O ponto alto da música, claramente, é o quarto verso de cada estrofe, em que a voz de Jackson alça voo, pairando quilômetros acima do acompanhamento instrumental discreto da canção. "She's Out of My Life" com certeza não é o único exemplo de uma balada de amor na discografia do cantor – faixas como “Carousel”, “Fly Away”, e “I Just Can’t Stop Loving You” são bons exemplos de MJ cantando com profundidade sobre as dores do amor.

A diferença entre essas músicas e "She's Out of My Life" é de tempo e lugar. Quando Jackson gravou esta última, era um rapaz solitário que desconhecia o amor; quando gravou mega sucessos como "Will You Be There", era um superstar adulto e solitário, isolado pela fama, cantando agora sobre um amor universal, meio que divino.
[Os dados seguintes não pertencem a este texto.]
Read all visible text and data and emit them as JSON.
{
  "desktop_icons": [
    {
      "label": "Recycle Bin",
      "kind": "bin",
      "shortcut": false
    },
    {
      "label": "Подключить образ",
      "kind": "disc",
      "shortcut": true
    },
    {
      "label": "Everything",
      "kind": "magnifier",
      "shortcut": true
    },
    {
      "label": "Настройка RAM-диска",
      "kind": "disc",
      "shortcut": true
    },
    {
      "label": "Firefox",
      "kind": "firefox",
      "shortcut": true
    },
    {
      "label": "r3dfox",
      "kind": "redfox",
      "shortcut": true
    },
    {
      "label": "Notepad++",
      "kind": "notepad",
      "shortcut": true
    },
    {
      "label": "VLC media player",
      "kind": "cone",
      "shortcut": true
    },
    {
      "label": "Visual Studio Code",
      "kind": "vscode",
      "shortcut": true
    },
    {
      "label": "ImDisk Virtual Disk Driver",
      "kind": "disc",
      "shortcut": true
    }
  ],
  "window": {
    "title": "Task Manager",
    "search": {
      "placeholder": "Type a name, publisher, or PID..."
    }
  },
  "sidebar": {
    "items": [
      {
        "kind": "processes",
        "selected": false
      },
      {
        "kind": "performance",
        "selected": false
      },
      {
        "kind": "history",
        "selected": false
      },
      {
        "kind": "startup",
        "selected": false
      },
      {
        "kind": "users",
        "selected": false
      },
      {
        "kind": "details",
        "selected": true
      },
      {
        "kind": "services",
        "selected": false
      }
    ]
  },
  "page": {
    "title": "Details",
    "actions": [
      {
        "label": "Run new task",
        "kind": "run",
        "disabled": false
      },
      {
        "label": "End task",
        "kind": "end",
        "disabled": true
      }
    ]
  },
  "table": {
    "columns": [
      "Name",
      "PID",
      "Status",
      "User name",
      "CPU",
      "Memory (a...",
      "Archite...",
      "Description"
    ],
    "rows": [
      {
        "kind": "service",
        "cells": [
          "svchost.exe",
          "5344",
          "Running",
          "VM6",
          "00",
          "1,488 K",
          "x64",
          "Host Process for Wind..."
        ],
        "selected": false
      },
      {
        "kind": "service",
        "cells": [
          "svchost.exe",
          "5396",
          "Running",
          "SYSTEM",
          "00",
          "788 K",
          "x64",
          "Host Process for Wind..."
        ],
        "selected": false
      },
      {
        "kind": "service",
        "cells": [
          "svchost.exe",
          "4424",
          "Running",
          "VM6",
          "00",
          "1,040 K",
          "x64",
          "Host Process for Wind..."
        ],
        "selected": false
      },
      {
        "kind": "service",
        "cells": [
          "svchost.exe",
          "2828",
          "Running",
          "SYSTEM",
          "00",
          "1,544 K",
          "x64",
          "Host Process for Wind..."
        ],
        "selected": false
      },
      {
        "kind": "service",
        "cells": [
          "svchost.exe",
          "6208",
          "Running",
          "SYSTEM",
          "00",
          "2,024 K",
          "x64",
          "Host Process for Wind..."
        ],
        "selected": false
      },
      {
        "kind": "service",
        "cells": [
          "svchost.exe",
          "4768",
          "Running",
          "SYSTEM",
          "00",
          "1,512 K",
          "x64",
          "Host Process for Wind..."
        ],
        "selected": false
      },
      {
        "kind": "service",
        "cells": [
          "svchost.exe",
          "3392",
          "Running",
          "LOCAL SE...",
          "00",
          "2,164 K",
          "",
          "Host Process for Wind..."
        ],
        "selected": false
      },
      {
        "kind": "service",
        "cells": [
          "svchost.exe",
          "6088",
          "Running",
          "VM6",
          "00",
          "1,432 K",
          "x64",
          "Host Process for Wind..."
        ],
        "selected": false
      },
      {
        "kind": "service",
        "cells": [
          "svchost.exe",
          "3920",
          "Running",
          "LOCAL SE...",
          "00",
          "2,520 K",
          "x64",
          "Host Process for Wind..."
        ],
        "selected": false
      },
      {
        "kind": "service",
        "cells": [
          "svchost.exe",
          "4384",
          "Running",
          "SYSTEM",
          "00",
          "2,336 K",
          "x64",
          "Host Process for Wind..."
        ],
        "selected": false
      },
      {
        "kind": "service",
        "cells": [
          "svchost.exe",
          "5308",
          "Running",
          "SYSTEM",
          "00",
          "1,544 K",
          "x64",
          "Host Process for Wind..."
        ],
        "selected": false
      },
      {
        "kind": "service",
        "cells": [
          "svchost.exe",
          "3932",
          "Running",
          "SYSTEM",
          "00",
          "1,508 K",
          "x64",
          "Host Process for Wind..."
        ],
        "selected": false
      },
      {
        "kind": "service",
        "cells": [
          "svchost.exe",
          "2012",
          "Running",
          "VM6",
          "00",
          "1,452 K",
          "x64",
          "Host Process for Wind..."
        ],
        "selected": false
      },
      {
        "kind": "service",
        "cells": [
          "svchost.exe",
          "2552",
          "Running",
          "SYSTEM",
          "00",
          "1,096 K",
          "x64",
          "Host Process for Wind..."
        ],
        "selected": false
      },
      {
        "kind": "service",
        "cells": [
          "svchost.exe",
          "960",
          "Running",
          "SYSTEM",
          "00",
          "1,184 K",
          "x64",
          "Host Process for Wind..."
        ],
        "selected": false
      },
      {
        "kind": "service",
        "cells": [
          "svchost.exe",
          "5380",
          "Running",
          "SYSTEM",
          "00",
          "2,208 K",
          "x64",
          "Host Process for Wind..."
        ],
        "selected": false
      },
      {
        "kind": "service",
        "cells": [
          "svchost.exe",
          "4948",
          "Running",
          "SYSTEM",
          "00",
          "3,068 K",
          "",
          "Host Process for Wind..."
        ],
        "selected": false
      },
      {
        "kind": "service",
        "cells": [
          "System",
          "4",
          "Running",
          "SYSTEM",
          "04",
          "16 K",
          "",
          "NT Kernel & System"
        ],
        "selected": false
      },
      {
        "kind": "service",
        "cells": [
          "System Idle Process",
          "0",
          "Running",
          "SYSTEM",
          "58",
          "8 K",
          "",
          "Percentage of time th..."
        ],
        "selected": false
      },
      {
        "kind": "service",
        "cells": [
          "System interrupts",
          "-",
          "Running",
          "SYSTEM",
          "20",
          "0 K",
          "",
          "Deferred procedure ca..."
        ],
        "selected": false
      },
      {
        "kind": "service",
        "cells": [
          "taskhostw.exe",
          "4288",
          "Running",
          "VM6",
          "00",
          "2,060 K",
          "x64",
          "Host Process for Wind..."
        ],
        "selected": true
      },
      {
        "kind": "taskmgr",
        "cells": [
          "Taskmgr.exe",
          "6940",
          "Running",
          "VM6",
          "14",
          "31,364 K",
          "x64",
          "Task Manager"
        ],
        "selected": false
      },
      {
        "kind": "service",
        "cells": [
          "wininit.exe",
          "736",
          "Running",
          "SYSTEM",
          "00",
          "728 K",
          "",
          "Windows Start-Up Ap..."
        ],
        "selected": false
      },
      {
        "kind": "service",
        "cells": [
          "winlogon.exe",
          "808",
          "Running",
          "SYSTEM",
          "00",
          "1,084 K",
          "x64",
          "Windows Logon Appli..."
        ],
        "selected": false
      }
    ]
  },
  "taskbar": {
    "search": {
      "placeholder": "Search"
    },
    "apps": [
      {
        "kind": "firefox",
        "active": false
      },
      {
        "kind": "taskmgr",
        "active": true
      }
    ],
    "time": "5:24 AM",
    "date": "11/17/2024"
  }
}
"She's Out of My Life" captura Michael Jackson em um ponto crucial de sua vida e carreira. Vendo-o cantar, sentimos estar testemunhando um momento raro de vulnerabilidade, de uma versão do cantor com que raramente temos contato. Embora ele depois viesse a cometer erros claros e a tomar decisões bizarras na vida, é difícil não simpatizar com o rapaz sentado sozinho na sala escura do clipe, isolado e sem uma "ela" em sua vida, quanto menos fora dela.